These are the key concepts you need to understand to accurately answer the question.

Biased Coins

Biased coins are coins that do not have an equal chance of landing on heads or tails. Unlike fair coins, where the probability of getting heads or tails is 50% each, biased coins are skewed towards one side. In our exercise, we have three biased coins:

• Coin 1 with a probability of heads, \( \frac{1}{3} \).
• Coin 2 with a probability of heads, \( \frac{2}{3} \).
• Coin 3 that always lands on heads, probability of heads equals 1.

When dealing with biased coins, it is important to understand the probabilities associated with each coin separately. The bias influences the outcome of coin tosses, making it crucial to determine which coin we are using when trying to predict results.

Conditional Probability

Conditional probability is the likelihood of an event occurring given that another event has already occurred. It is an essential part of Bayes' theorem and helps us make inferences based on prior events. For example, in the exercise, we want to find the probability of a specific coin given heads are observed in a toss. We use Bayes' theorem to perform such calculations: \[ P(C_k \mid H) = \frac{P(H \mid C_k) \times P(C_k)}{P(H)} \] Where:

• \( P(C_k \mid H) \) is the probability of coin \( C_k \) given a head outcome.
• \( P(H \mid C_k) \) is the probability of heads given we picked coin \( C_k \).
• \( P(C_k) \) is the prior probability of picking coin \( C_k \).
• \( P(H) \) is the overall probability of observing heads.

Using this setup, we can find insights into which coin is more likely when certain outcomes are observed.

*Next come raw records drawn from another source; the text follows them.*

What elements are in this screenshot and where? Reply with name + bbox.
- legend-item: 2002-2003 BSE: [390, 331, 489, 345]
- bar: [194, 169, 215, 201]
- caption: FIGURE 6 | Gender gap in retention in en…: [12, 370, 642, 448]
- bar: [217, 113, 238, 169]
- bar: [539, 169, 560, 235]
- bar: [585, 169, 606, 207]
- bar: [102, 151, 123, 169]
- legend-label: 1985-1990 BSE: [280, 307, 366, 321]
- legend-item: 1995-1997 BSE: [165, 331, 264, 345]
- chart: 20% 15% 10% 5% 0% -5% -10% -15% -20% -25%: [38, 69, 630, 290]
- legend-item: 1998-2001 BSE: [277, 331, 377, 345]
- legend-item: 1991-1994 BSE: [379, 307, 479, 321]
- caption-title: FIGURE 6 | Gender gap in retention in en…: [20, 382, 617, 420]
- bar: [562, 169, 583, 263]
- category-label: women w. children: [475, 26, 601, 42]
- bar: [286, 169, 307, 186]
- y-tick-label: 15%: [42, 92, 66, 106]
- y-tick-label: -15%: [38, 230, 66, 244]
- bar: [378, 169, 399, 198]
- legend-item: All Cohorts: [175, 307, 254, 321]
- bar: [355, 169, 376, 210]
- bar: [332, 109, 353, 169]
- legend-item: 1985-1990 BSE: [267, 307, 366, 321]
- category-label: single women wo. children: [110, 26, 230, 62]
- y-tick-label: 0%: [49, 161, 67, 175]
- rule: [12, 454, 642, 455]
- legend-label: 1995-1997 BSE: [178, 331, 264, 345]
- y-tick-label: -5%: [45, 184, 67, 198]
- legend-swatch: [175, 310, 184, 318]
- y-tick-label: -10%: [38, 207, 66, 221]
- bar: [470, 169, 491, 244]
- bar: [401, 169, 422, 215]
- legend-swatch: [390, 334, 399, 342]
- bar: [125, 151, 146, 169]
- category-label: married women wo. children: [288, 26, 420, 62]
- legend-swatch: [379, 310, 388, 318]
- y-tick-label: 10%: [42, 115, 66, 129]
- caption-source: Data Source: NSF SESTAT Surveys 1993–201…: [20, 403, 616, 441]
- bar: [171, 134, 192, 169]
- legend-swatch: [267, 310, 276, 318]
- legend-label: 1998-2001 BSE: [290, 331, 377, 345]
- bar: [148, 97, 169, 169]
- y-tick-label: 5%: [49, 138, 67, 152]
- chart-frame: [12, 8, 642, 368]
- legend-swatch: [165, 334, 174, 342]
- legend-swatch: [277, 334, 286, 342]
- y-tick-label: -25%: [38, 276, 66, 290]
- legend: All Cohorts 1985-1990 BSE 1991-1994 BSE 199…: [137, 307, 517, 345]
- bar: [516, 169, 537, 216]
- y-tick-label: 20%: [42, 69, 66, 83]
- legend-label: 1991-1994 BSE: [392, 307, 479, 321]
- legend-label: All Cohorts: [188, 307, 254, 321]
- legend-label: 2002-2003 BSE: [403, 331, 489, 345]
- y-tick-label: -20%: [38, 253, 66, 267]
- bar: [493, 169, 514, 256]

Probability of Multiple Events

The probability of multiple events refers to calculating the likelihood of two or more events happening in succession. In tasks involving coin tossing, it's important to consider the sequence of outcomes. For our biased coins problem, this is evident when assessing probabilities over multiple tosses. For instance, the probability of getting heads twice with one coin, given heads the first time, employs repetition of conditional probabilities as calculated via Bayes' theorem. First, we calculate the probability of the first outcome, then build upon it for subsequent outcomes. Here's an example calculation approach:

• Determine the probability of heads twice: \( P(H \text{ twice}) \)
• Factor in each coin's head sequence probability squared: \( P(H \mid C_k)^2 \)
• Apply results to calculate new probabilities per coin: \( P(C_k \mid H \text{ twice}) \)

Such calculations allow us to see how outcomes evolve with each event and are crucial in scenarios with multiple biased coins.